Raf üstü ilaç satışı kavramı, market zincirlerinin reyonlarından satılan ilaçları tanımlar. Marketlerde bu yolla yapılan ilaç satışları çok kez reklamlarla zorlanır ve insanların en duyarlı oldukları sağlık alanı üzerinden bir tüketim sömürüsü ortaya çıkar. Bu durum serbest piyasa anlayışının gereği olmakla birlikte etik değildir. Bu nedenle ilacın serbest piyasa anlayışı dışına alınması gerekir.
Sağlık Bakanlığının yıllardır peynir ekmek gibi satılan ilaçları reçete denetimine alamamış olması, sektörün bakanlığı nasıl “içinden kavramış olduğunu” ortaya koymaktadır. İlaçların reçete ile satışının, raf üstü piyasa ile birlikte sunulmaya çalışılmasının altında da bu yakın ilişki yatmaktadır. Amaç kamunun taşıdığı yükün önemli bir kısmını, tasarruf ediyormuş gibi göstererek vatandaşın cebine yöneltmek ve bunu yaparken de ilacın piyasalandırılmasının önünü açmaktır. Bu noktada rahatı bozulmayacak olanlar ise sömürenler ile yerli işbirlikçileri olacaktır.

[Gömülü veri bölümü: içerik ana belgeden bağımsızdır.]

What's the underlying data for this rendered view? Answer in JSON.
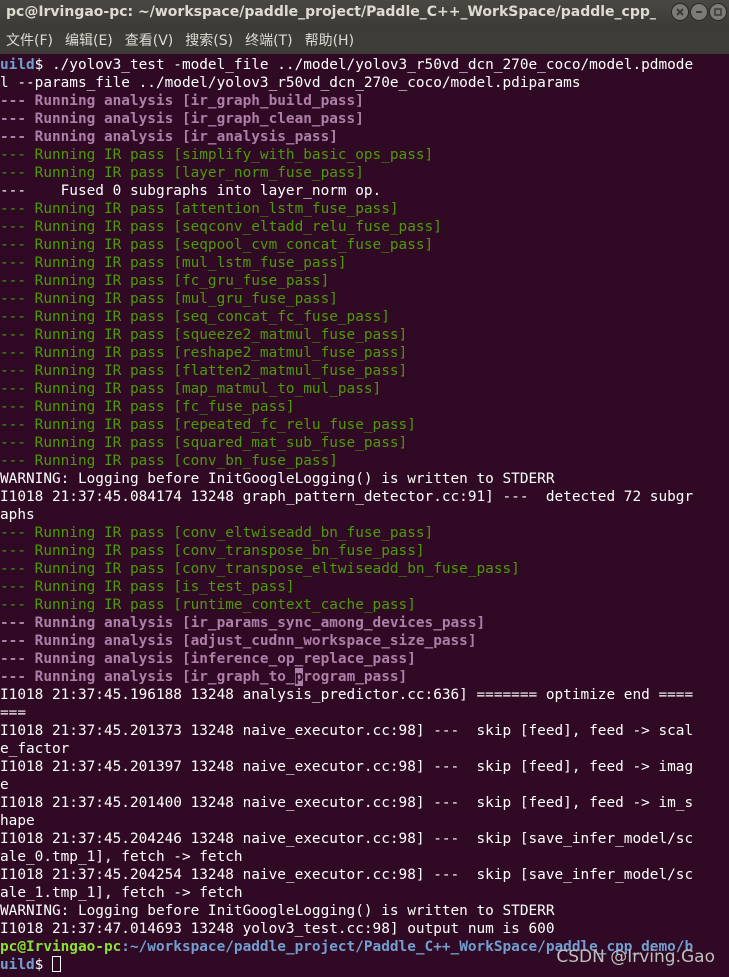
{
  "window": {
    "title": "pc@Irvingao-pc: ~/workspace/paddle_project/Paddle_C++_WorkSpace/paddle_cpp_demo/b…"
  },
  "menu": [
    "文件(F)",
    "编辑(E)",
    "查看(V)",
    "搜索(S)",
    "终端(T)",
    "帮助(H)"
  ],
  "terminal": {
    "lines": [
      {
        "style": "prompt-tail",
        "a": "uild",
        "b": "$ ./yolov3_test -model_file ../model/yolov3_r50vd_dcn_270e_coco/model.pdmode"
      },
      {
        "style": "plain",
        "text": "l --params_file ../model/yolov3_r50vd_dcn_270e_coco/model.pdiparams"
      },
      {
        "style": "analysis",
        "text": "--- Running analysis [ir_graph_build_pass]"
      },
      {
        "style": "analysis",
        "text": "--- Running analysis [ir_graph_clean_pass]"
      },
      {
        "style": "analysis",
        "text": "--- Running analysis [ir_analysis_pass]"
      },
      {
        "style": "ir",
        "text": "--- Running IR pass [simplify_with_basic_ops_pass]"
      },
      {
        "style": "ir",
        "text": "--- Running IR pass [layer_norm_fuse_pass]"
      },
      {
        "style": "plain",
        "text": "---    Fused 0 subgraphs into layer_norm op."
      },
      {
        "style": "ir",
        "text": "--- Running IR pass [attention_lstm_fuse_pass]"
      },
      {
        "style": "ir",
        "text": "--- Running IR pass [seqconv_eltadd_relu_fuse_pass]"
      },
      {
        "style": "ir",
        "text": "--- Running IR pass [seqpool_cvm_concat_fuse_pass]"
      },
      {
        "style": "ir",
        "text": "--- Running IR pass [mul_lstm_fuse_pass]"
      },
      {
        "style": "ir",
        "text": "--- Running IR pass [fc_gru_fuse_pass]"
      },
      {
        "style": "ir",
        "text": "--- Running IR pass [mul_gru_fuse_pass]"
      },
      {
        "style": "ir",
        "text": "--- Running IR pass [seq_concat_fc_fuse_pass]"
      },
      {
        "style": "ir",
        "text": "--- Running IR pass [squeeze2_matmul_fuse_pass]"
      },
      {
        "style": "ir",
        "text": "--- Running IR pass [reshape2_matmul_fuse_pass]"
      },
      {
        "style": "ir",
        "text": "--- Running IR pass [flatten2_matmul_fuse_pass]"
      },
      {
        "style": "ir",
        "text": "--- Running IR pass [map_matmul_to_mul_pass]"
      },
      {
        "style": "ir",
        "text": "--- Running IR pass [fc_fuse_pass]"
      },
      {
        "style": "ir",
        "text": "--- Running IR pass [repeated_fc_relu_fuse_pass]"
      },
      {
        "style": "ir",
        "text": "--- Running IR pass [squared_mat_sub_fuse_pass]"
      },
      {
        "style": "ir",
        "text": "--- Running IR pass [conv_bn_fuse_pass]"
      },
      {
        "style": "plain",
        "text": "WARNING: Logging before InitGoogleLogging() is written to STDERR"
      },
      {
        "style": "plain",
        "text": "I1018 21:37:45.084174 13248 graph_pattern_detector.cc:91] ---  detected 72 subgr"
      },
      {
        "style": "plain",
        "text": "aphs"
      },
      {
        "style": "ir",
        "text": "--- Running IR pass [conv_eltwiseadd_bn_fuse_pass]"
      },
      {
        "style": "ir",
        "text": "--- Running IR pass [conv_transpose_bn_fuse_pass]"
      },
      {
        "style": "ir",
        "text": "--- Running IR pass [conv_transpose_eltwiseadd_bn_fuse_pass]"
      },
      {
        "style": "ir",
        "text": "--- Running IR pass [is_test_pass]"
      },
      {
        "style": "ir",
        "text": "--- Running IR pass [runtime_context_cache_pass]"
      },
      {
        "style": "analysis",
        "text": "--- Running analysis [ir_params_sync_among_devices_pass]"
      },
      {
        "style": "analysis",
        "text": "--- Running analysis [adjust_cudnn_workspace_size_pass]"
      },
      {
        "style": "analysis",
        "text": "--- Running analysis [inference_op_replace_pass]"
      },
      {
        "style": "analysis-cursor",
        "a": "--- Running analysis [ir_graph_to_",
        "b": "p",
        "c": "rogram_pass]"
      },
      {
        "style": "plain",
        "text": "I1018 21:37:45.196188 13248 analysis_predictor.cc:636] ======= optimize end ===="
      },
      {
        "style": "plain",
        "text": "==="
      },
      {
        "style": "plain",
        "text": "I1018 21:37:45.201373 13248 naive_executor.cc:98] ---  skip [feed], feed -> scal"
      },
      {
        "style": "plain",
        "text": "e_factor"
      },
      {
        "style": "plain",
        "text": "I1018 21:37:45.201397 13248 naive_executor.cc:98] ---  skip [feed], feed -> imag"
      },
      {
        "style": "plain",
        "text": "e"
      },
      {
        "style": "plain",
        "text": "I1018 21:37:45.201400 13248 naive_executor.cc:98] ---  skip [feed], feed -> im_s"
      },
      {
        "style": "plain",
        "text": "hape"
      },
      {
        "style": "plain",
        "text": "I1018 21:37:45.204246 13248 naive_executor.cc:98] ---  skip [save_infer_model/sc"
      },
      {
        "style": "plain",
        "text": "ale_0.tmp_1], fetch -> fetch"
      },
      {
        "style": "plain",
        "text": "I1018 21:37:45.204254 13248 naive_executor.cc:98] ---  skip [save_infer_model/sc"
      },
      {
        "style": "plain",
        "text": "ale_1.tmp_1], fetch -> fetch"
      },
      {
        "style": "plain",
        "text": "WARNING: Logging before InitGoogleLogging() is written to STDERR"
      },
      {
        "style": "plain",
        "text": "I1018 21:37:47.014693 13248 yolov3_test.cc:98] output num is 600"
      },
      {
        "style": "prompt",
        "a": "pc@Irvingao-pc",
        "b": ":~/workspace/paddle_project/Paddle_C++_WorkSpace/paddle_cpp_demo/b"
      },
      {
        "style": "prompt-cursor",
        "a": "uild",
        "b": "$ "
      }
    ]
  },
  "watermark": "CSDN @Irving.Gao",
  "colors": {
    "background": "#300a24",
    "analysis": "#ad7fa8",
    "ir_pass": "#4e9a06",
    "prompt_user": "#8ae234",
    "prompt_path": "#729fcf"
  }
}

İlacın tanımı gereği reçete ile satılması bir zorunluluktur. Uzun yıllar denenmiş bazı ilaçlarla vücuda destek sağlayan bazı ürünlerin reçetesiz satılması da mümkündür. Ancak stratejik bir ürün olan ilaç serbest piyasa koşullarına terk edilemez. Raf üstü ya da reçeteyle satılsın ilaçlar eczacılar tarafından eczanelerde hastaya ulaştırılmalıdır. Reklamla ilaç satışı da etik değildir.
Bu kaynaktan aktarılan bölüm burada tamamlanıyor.